Lo sguardo del vecchio Rembrandt
Con un termine un po’ abusato – coniato per le bombe inglesi della Seconda Guerra Mondiale e poi passato al mondo dello spettacolo – sono state definite “mostre blockbuster”. Si tratta di quegli eventi espositivi che per nomi coinvolti, particolare risonanza del luogo o delle opere, concomitanza con anniversari e una martellante campagna pubblicitaria, richiamano una enorme fetta del pubblico che mediamente frequenta le istituzioni museali. Una grande fetta, certo, ma non l’intero pubblico. Perché, per fortuna, le mostre blockbuster non sono l’unico prodotto dell’attività espositiva e museale.
Accanto a questi eventi enormi (e non sempre riusciti), infatti, si colloca un’attività proteiforme di esposizioni più piccole, dall’appeal minore ma dal rigoroso taglio storico-scientifico a motivarle.
È il caso, in questi mesi, della piccola mostra Rembrandt alla Galleria Corsini: l’Autoritratto come San Paolo, curata da Alessandro Cosma e ospitata appunto nel museo romano di via della Lungara, a Trastevere, prorogata (dopo il lockdown) fino al prossimo 30 settembre.
La Galleria Corsini, gioiello espositivo che ospita l’importante quadreria raccolta a partire dalla fine del’600 e per tutto il secolo successivo dalla omonima famiglia di origine fiorentina – con opere, fra gli altri, di Caravaggio, Guido Reni, Ribera, Beato Angelico –, è di per sé un luogo solo apparentemente “minore” rispetto ai celebri musei romani, in realtà estremamente affascinante. Nella mostra in questione, poi, due sale nel percorso fanno luce su uno dei più importanti quadri appartenuti in passato ai Corsini, l’autoritratto che Rembrandt van Rijn dipinge nel 1661, oggi in prestito dal Rijksmuseum di Amsterdam.
Un dipinto a olio dell’età matura realizzato quando l’artista olandese aveva 55 anni. Rembrandt, che nel corso della sua vita e con diverse tecniche ha realizzato oltre ottanta autoritratti, si mostra qui – ed è un caso unico – con turbante, la spada del martirio e il voluminoso insieme delle epistole, nei panni di San Paolo. La tela mostra in maniera efficace la tecnica che il maestro di Leida ha fatto sua nella fase tarda della sua produzione. Una pittura materica, dalla pennellata grassa e corposa attraverso cui – per utilizzare le splendide parole di Svetlana Alpers in L’officina di Rembrandt – l’artista “sottolinea l’affinità tra pigmento e carne umana”. L’Autoritratto come San Paolo, dunque, restituisce all’osservatore questo impasto striato, in cui la luce colpisce e fa risaltare i bianchi luminosi del turbante o le rughe e lo sguardo quasi sorpreso, istantaneo, con cui l’artista si rivolge al pubblico.

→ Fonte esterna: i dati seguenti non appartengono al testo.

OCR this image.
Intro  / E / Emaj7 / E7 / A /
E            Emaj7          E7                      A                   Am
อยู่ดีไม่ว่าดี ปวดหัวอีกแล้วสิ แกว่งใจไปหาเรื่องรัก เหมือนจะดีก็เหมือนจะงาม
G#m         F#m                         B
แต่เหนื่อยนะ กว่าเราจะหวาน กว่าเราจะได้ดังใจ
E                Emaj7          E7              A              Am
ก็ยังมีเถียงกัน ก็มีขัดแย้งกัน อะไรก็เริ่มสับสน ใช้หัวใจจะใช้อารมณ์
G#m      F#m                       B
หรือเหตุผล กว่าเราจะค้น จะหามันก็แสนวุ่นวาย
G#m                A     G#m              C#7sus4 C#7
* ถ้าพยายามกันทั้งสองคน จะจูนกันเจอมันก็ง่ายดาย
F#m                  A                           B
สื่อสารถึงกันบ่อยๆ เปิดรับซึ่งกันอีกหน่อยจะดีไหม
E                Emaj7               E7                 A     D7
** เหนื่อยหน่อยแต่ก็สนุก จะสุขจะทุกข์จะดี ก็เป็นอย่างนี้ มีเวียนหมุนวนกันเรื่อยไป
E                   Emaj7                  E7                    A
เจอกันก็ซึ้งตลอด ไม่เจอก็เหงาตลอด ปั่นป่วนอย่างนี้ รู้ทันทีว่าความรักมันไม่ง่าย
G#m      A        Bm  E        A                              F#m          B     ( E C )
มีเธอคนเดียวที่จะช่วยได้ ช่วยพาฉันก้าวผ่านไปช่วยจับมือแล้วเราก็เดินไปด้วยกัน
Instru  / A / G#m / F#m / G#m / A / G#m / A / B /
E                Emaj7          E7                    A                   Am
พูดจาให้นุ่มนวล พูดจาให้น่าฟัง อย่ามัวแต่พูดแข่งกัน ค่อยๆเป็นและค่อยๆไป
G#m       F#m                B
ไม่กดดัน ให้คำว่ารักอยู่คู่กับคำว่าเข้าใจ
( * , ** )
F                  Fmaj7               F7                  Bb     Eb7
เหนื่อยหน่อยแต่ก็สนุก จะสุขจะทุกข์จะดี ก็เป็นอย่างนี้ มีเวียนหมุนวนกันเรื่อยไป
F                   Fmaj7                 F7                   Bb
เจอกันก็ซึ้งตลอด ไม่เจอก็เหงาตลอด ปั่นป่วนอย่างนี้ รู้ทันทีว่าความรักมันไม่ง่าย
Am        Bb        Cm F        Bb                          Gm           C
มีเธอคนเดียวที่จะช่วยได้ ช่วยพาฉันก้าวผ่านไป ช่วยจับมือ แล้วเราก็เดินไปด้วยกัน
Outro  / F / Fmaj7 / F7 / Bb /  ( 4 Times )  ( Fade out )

Ma, oltre alla bellezza dell’opera, qui accompagnata da una selezione delle splendide incisioni di Rembrandt appartenute ai Corsini (tra cui l’ottima Tre alberi – quasi “proto-Constable” nella resa atmosferica della pioggia – o Cristo che guarisce gli ammalati, chiamata anche La stampa dei cento fiorini per l’altissimo costo voluto dall’artista), il senso storico che ne motiva l’allestimento alla Galleria Corsini è che l’opera si mostrava proprio in quelle sale del Palazzo alla Lungara a partire dagli anni ’30 del Settecento e fino alla fine del secolo. Nel 1799, infatti, come è stato recentemente scoperto attraverso i documenti esposti qui in originale, l’opera è stata venduta in un blocco di 25 tele dal “maestro di casa” dei Corsini, Ludovico Radice, per far fronte alle spese imposte alle ricche famiglie romane a seguito dell’occupazione francese della città.
Insomma, quella di Rembrandt è una mostra piccola nelle dimensioni ma non nel contenuto, in cui il piacere di osservare dal vivo la pennellata del maestro si accompagna all’alto valore storico-documentario che la guida. Per qualche mese lo sguardo del pittore di Leida nei panni di San Paolo è tornato a guardare quelle vecchie sale a lui familiari.